Introduction: Arginine metabolism is involved in the regulation of several biological processes. Many liquid chromatography tandem-mass spectrometry methods for the determination of arginine and its metabolites have been developed but they are time consuming and imply long pre-analytical procedures. The purpose of this study was to develop a rapid method for the simultaneous determination of arginine, citrulline, ornithine, symmetric and asymmetric dimethylarginine and monomethylarginine in human plasma.

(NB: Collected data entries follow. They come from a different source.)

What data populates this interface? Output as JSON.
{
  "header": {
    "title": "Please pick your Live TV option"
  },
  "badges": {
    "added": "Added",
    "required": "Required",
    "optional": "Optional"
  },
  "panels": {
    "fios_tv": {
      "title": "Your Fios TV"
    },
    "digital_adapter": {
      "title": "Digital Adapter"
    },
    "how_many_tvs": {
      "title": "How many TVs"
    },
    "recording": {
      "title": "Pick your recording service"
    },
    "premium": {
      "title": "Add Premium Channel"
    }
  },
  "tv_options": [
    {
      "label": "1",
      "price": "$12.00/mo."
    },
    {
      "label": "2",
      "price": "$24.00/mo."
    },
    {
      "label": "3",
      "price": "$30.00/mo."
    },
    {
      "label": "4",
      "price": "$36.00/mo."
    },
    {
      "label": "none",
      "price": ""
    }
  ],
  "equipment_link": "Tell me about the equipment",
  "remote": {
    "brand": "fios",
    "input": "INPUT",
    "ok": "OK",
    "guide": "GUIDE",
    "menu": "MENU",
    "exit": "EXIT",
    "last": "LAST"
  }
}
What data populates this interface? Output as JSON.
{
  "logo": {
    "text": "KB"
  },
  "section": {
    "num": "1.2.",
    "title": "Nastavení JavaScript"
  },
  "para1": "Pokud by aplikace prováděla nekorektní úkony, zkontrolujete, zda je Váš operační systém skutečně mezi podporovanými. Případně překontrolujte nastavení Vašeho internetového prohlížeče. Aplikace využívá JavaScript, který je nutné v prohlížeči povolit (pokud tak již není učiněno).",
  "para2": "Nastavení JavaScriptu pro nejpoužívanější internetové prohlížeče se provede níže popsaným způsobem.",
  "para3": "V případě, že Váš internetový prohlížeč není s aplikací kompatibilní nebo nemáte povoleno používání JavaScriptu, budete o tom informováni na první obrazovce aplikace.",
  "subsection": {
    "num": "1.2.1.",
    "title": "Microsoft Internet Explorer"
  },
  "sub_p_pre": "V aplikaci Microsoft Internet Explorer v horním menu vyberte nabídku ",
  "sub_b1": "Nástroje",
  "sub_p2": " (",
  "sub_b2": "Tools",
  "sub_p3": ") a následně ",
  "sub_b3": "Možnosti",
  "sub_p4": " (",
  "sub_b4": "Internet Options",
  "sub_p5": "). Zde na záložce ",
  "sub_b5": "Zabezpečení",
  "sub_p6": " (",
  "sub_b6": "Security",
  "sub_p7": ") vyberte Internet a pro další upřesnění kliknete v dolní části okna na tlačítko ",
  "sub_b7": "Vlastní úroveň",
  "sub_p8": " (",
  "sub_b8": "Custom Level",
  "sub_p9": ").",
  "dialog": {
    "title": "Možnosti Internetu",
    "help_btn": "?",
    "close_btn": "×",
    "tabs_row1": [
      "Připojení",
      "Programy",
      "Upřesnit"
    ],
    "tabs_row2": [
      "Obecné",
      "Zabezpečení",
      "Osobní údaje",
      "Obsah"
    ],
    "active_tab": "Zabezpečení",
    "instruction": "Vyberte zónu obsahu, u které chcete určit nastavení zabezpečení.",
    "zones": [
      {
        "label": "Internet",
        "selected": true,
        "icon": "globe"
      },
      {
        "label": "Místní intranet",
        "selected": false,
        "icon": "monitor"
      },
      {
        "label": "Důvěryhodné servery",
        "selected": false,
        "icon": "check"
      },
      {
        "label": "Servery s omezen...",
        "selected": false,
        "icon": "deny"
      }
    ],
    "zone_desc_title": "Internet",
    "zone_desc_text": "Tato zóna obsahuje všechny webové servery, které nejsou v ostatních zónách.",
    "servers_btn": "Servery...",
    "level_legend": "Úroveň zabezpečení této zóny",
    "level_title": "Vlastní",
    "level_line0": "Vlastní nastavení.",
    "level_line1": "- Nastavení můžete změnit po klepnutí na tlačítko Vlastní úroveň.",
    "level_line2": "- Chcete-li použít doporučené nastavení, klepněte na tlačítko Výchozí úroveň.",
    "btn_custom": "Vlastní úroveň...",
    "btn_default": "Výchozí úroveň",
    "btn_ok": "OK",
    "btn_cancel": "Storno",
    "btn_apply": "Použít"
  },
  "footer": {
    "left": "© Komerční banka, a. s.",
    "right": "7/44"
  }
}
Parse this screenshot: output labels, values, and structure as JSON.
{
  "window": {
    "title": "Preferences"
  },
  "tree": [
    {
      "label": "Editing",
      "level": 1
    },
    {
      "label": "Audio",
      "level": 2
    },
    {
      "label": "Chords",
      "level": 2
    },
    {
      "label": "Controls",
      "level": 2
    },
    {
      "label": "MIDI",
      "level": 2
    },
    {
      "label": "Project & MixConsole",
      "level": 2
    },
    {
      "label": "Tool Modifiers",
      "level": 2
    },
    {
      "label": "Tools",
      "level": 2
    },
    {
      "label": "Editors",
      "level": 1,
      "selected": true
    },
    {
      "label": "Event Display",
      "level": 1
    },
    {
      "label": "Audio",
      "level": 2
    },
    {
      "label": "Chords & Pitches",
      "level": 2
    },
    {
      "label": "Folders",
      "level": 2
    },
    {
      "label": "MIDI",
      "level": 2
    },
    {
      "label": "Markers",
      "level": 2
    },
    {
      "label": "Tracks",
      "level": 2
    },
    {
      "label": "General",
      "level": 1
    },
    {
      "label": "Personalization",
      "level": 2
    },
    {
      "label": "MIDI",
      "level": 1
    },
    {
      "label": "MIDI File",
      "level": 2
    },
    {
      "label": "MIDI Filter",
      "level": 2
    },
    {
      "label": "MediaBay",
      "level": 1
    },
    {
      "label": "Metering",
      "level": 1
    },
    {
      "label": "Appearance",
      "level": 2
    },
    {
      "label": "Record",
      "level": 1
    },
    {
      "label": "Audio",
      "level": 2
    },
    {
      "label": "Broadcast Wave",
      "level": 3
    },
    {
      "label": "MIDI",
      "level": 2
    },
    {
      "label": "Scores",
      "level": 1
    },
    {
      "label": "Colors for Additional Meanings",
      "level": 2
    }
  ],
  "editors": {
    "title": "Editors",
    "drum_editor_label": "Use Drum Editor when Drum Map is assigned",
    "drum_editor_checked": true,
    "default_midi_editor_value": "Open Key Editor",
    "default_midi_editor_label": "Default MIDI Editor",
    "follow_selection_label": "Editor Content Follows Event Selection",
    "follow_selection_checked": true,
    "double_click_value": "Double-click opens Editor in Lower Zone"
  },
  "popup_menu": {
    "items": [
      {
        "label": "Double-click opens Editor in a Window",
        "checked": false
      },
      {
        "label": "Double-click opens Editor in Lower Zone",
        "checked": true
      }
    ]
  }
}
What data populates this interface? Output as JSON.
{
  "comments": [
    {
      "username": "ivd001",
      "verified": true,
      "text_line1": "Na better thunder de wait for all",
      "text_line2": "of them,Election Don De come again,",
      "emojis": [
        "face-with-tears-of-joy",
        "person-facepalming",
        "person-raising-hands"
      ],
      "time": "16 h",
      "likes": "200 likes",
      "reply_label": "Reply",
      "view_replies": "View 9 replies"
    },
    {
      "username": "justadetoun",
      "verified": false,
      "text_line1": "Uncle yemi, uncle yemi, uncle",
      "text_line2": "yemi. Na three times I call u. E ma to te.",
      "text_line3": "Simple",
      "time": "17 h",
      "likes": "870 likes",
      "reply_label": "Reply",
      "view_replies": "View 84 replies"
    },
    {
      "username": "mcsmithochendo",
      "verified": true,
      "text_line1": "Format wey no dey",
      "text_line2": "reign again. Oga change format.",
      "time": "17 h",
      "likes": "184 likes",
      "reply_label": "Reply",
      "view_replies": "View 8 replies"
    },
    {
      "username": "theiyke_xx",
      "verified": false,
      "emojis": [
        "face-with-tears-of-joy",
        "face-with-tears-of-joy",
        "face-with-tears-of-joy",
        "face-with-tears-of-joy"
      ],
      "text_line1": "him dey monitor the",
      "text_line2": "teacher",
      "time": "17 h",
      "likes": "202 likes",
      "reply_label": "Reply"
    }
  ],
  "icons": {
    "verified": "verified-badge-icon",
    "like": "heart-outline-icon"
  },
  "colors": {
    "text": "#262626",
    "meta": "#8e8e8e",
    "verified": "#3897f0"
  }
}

Materials and methods: The pre-analytical procedure consisted in a simple deproteinization. The chromatographic separation was performed using hydrophilic interaction liquid chromatography. Analytes detection was performed with a triple quadrupole equipped with electrospray ion source operating in positive ion mode. Mass spectrometry experiments were conducted in multiple reaction monitoring mode.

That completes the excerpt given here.